Dizide sunulan teknik ve taktik öğelerin Hamas gibi arka plana sahip bir senaryodan kaynaklandığını gösterir. Sık sık “dikkat” olgusuna vurgu yapılması, ajanlaştırılan hainlere karşı bilinç aşılanması, gözaltında nasıl davranılması gerektiği, gözaltı raporlarının yazılıp verilmesi, Siyonist sorgucuların devamlı yeni taktikler geliştirdiklerine vurgu yapılması… tüm bunlar cephe hattındaki iki düşman halkın karşılıklı konumlanmalarını yansıtır. Ancak itiraf etmek gerekirse “Fedailerin” dizi boyunca uygulayageldikleri istihbari teknik – taktik ve yöntemler oldukça zayıf ve iptidai görünmektedir. Bünyesinden Haması ve İslami Cephe gibi popüler yapıları çıkaran bir toplum için istihbari donanımın çok daha sofistike olması beklenirdi. Dizi boyunca İsrailli yetkililerin konu edilmemesi, isimlerinin zikredilmemesi; Filistinliler için hepsinin aynı oluşundandır. Onlar için güvercin – şahin ayırımı yoktur. “Biri diğerinden daha iyidir” dahi diyemiyorlar. Ancak “Biri şahinse, diğeri akbaba, ötekini sırtlan bir diğerini de anca leş kargası”… olarak görüyorlar.

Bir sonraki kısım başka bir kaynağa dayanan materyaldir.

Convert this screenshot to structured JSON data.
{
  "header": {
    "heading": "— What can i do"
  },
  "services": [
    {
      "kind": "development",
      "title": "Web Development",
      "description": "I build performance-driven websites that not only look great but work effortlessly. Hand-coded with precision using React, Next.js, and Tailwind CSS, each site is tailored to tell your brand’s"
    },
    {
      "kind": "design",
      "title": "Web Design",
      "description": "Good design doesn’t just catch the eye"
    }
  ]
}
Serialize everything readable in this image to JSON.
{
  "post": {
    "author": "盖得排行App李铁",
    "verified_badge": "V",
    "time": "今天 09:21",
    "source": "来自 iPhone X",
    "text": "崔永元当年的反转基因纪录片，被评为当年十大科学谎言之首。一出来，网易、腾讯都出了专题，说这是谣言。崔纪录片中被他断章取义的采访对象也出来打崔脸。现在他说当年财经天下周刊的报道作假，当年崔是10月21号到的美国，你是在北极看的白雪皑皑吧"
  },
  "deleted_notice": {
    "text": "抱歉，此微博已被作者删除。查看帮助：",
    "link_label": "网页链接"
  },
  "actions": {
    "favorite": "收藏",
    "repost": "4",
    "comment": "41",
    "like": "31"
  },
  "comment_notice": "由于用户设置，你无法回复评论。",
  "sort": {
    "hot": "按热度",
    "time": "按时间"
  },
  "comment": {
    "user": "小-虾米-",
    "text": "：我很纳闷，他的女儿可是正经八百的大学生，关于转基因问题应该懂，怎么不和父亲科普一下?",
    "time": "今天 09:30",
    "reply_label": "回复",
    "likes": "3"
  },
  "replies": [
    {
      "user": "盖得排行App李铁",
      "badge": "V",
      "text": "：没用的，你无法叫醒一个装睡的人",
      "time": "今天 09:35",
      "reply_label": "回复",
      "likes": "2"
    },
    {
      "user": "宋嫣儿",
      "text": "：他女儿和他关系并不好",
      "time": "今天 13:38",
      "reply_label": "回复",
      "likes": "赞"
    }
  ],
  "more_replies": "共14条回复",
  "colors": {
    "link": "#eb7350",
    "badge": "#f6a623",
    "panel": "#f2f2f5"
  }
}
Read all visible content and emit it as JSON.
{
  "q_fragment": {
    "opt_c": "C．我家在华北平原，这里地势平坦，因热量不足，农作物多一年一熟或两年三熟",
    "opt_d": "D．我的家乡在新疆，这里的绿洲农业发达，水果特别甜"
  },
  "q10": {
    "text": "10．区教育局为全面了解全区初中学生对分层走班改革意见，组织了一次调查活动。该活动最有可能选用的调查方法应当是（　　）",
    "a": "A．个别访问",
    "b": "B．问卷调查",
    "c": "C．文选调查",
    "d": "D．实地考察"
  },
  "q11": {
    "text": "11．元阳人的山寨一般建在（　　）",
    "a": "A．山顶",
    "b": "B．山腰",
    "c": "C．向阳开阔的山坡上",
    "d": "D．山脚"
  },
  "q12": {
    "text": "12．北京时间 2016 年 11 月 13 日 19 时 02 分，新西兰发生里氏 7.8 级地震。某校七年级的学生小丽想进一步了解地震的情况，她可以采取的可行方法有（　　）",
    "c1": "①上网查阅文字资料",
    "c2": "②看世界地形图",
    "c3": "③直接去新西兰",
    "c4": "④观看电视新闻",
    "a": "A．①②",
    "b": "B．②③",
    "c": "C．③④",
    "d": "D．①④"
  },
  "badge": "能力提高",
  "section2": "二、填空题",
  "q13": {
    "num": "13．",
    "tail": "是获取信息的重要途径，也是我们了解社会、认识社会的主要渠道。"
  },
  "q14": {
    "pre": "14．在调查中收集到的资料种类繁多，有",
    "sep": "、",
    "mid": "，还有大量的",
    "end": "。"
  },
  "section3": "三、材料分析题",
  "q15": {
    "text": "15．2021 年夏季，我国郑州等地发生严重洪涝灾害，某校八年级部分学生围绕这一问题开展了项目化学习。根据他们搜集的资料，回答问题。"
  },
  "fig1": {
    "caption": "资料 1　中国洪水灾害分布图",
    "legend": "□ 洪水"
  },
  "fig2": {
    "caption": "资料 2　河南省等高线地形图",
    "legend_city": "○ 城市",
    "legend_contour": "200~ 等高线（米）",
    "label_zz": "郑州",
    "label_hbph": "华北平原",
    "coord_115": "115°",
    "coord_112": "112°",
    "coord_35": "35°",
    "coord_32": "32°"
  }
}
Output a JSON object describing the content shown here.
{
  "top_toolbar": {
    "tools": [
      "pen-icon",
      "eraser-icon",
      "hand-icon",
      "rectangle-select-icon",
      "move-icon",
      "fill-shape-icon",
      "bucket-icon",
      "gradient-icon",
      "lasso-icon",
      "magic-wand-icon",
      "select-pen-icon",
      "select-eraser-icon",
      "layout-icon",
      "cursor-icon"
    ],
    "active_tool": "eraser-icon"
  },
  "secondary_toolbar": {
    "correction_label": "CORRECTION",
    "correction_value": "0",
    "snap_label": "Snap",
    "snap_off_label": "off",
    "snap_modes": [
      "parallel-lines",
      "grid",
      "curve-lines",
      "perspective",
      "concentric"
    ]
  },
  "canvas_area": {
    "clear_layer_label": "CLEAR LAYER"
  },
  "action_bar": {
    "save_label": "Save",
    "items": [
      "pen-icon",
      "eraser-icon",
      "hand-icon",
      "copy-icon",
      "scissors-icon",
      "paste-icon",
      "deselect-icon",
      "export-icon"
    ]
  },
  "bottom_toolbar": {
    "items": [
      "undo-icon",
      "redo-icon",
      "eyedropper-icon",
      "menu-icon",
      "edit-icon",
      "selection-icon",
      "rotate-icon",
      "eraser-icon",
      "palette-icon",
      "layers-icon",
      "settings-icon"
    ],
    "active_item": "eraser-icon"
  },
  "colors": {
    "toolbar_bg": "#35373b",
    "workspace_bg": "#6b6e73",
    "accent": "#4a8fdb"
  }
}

Dizinin önemli mesajlarından birisi ajanların ihaneti konusudur. Bu konu tüm Filistin için kanamaya devam eden bir yaradır. Maalesef İsrail bu konuda başarılı olmaya devam etmektedir. Lakin gerek mahalleli halkın gerekse de fedailerin hainlere cevabı dizi boyunca önemle vurgulanan “Keskin bir cevap ve sert bir cezalandırmadır.” Hamdan`ın mahalleden sürülmesi, Ebu Kusay`ın zindanda hak ettiği cezayı bulması… gibi nihai sahneler “ihanetin cezasız kalmaması” gerektiğini işlemektedir. Çünkü cezasız kalan her hain ödüllendirildiği gibi, samimi insanlarda cezalandırılmış olurlar. İhanete gizli teşvik de işin cabası. Ayrıca hainlerin sığındıkları kapıda devamlı tahkir edilmeleri ibretlik sahneler ve mesajlardır.

Dizi boyunca kullanılan araba – ev araç gereç – giysi – yiyecekler ile oldukça sınırlı tutulan oyuncu kadrosunun tümüne yapılan masraflar, Türkiye`de çevrilen dizilerin sadece bir bölümünün cüz-i bir masrafına tekabül eder. Buradan Filistinlilerin maddi anlamda içler acısı hali anlaşıldığı kadar; böylesine dar bir bütçeye eklemlenen samimiyet ve dayanışmayla en azından dünyaya derdini anlatacak kendini tanıtacak düzeyde diziler ve filmler çevirebileceği de anlaşılmaktadır.